Chapter 46

CHAPTER FORTY-SIX

I spend two hours in a coffee shop waiting for the funeral to finish, only to find out from Bradley that there’s a small reception afterwards at a house rented by Grace’s family.

I don’t want to go back to Pine Ridge alone—or pay for the massive taxi ride—so I find an arthouse theater and buy a ticket to a screening of Rebecca.

I try to switch my brain off, but after thirty minutes, I walk out.

It’s too stressful. I go to a Mexican restaurant, and while I eat my burrito, I make my way through a carafe of sangria.

By the time I finish, it’s nearly nine. Where is Bradley? I call his phone three times, but there’s no answer. I do laps of the busiest city streets, and eventually get a text.

I’m with family. They won’t let me leave tonight, so you’re on your own, sorry.

I’m annoyed by his tone, but with the alcohol and the emotions of the day, I just want him near me.

I miss you.

There’s no response, so I scrawl another text.

I’m scared. Jesse threatened me.

He was drunk.

What if he comes to Pine Ridge?

Call the police.

The police? That seems like exactly the wrong thing to do, especially as they only just closed their investigation into Grace. I see that he’s typing, so I wait for his next message.

We shouldn’t text.

That explains it. Bradley doesn’t want to write anything incriminating. Fair enough. But we’re still together, aren’t we?

I type out “I love you”, then delete it.

I stand on the street corner staring at my phone until a guy yells out from a passing car. It’s getting late to be walking around the city on my own. I pull up the taxi app and order a ride home. It’ll cost a bomb, but I guess I can afford it now.

In the car, I think about Bradley’s family. How many of them were at the service? Does he have brothers and sisters? Where did he grow up?

I know nothing about him. But don’t I know the most important things? I know how he kisses, how he laughs, how his body feels, how I feel when I’m around him. I know that he’s funny and kind, and that he’ll do anything for me. He’s not showing it right now because he can’t.

Walking down the dark driveway to the homestead, I fantasize about raising kids at Pine Ridge.

The property would be an incredible place to grow up.

I imagine a pack of them, running through the trails, exploring the woods, climbing trees, laughing and screaming.

There’s no school nearby, but maybe I could homeschool them.

I wouldn’t be the only mom in the area to do so.

Despite the day, I feel genuinely happy as I go inside the house. The hard part is over. Tomorrow, our new life will begin.

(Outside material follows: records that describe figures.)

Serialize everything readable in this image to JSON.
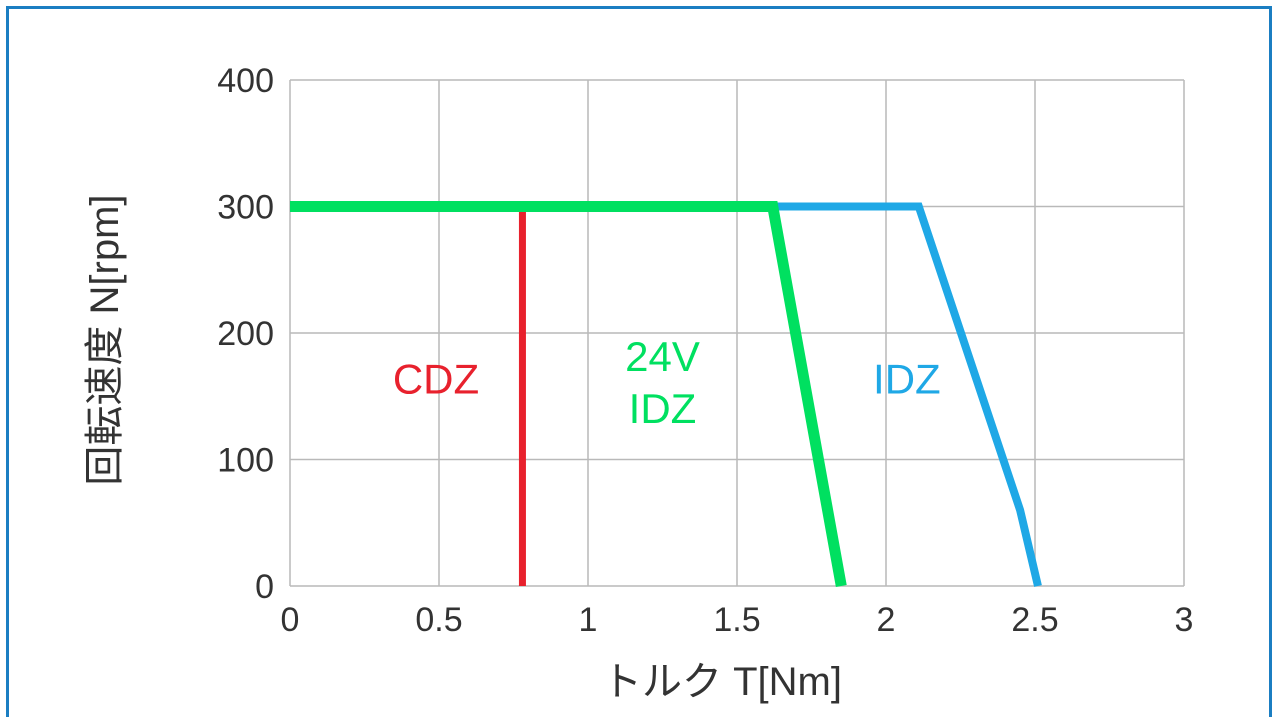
{
  "chart_data": {
    "type": "line",
    "xlabel": "トルク T[Nm]",
    "ylabel": "回転速度 N[rpm]",
    "xlim": [
      0,
      3
    ],
    "ylim": [
      0,
      400
    ],
    "xticks": [
      0,
      0.5,
      1,
      1.5,
      2,
      2.5,
      3
    ],
    "xtick_labels": [
      "0",
      "0.5",
      "1",
      "1.5",
      "2",
      "2.5",
      "3"
    ],
    "yticks": [
      0,
      100,
      200,
      300,
      400
    ],
    "ytick_labels": [
      "0",
      "100",
      "200",
      "300",
      "400"
    ],
    "grid": true,
    "series": [
      {
        "name": "CDZ",
        "color": "#e8212d",
        "label_lines": [
          "CDZ"
        ],
        "points": [
          [
            0,
            300
          ],
          [
            0.78,
            300
          ],
          [
            0.78,
            0
          ]
        ]
      },
      {
        "name": "24V IDZ",
        "color": "#00e060",
        "label_lines": [
          "24V",
          "IDZ"
        ],
        "points": [
          [
            0,
            300
          ],
          [
            1.62,
            300
          ],
          [
            1.85,
            0
          ]
        ]
      },
      {
        "name": "IDZ",
        "color": "#1fa8e6",
        "label_lines": [
          "IDZ"
        ],
        "points": [
          [
            0,
            300
          ],
          [
            2.11,
            300
          ],
          [
            2.45,
            60
          ],
          [
            2.51,
            0
          ]
        ]
      }
    ]
  }
}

I pour myself a glass of wine and take it upstairs. I leave all the lights on, get into bed, and put on a podcast.

I’m asleep in minutes.

HONK!

I wake to the sound of a car horn. It’s still dark outside. I check my phone and see that it’s 3 a.m. My mouth is dry, and I can feel the dull thud of a headache coming on. That’s what I get for finishing the sangria.

HONK!

As I sit up and turn on the lamp, I feel uneasy. It sounds close. It must be coming from the driveway.

A man’s voice, screaming. Then the horn again.

I want to turn off the light and put in my earplugs, but instead, I creep out of bed. The hallway lights are still on, but it’s dark in the spare bedroom. I walk quietly, as if the man outside can hear every creak of the floorboards. I kneel and crawl towards the window.

I raise my head slowly. A car is parked by the barn, its headlights on full beam.

He lets rip on his horn again. I cover my ears with my hands, but it doesn’t drown it out. After a minute, the sound stops. But now I can hear something else.

A howl of despair, violent and primal.

When I dare to look out the window again, I see a dark figure staring right at me.

It’s Jesse, I’m sure of it.

When he’s quiet again, I can hear the car idling and feel a rush of relief. That means he’s not staying.

“I’m coming for you, Bradley!” he yells out. His voice is uneven, and I assume he’s still drunk. “And you, Brie-like-the-fucking-cheese!”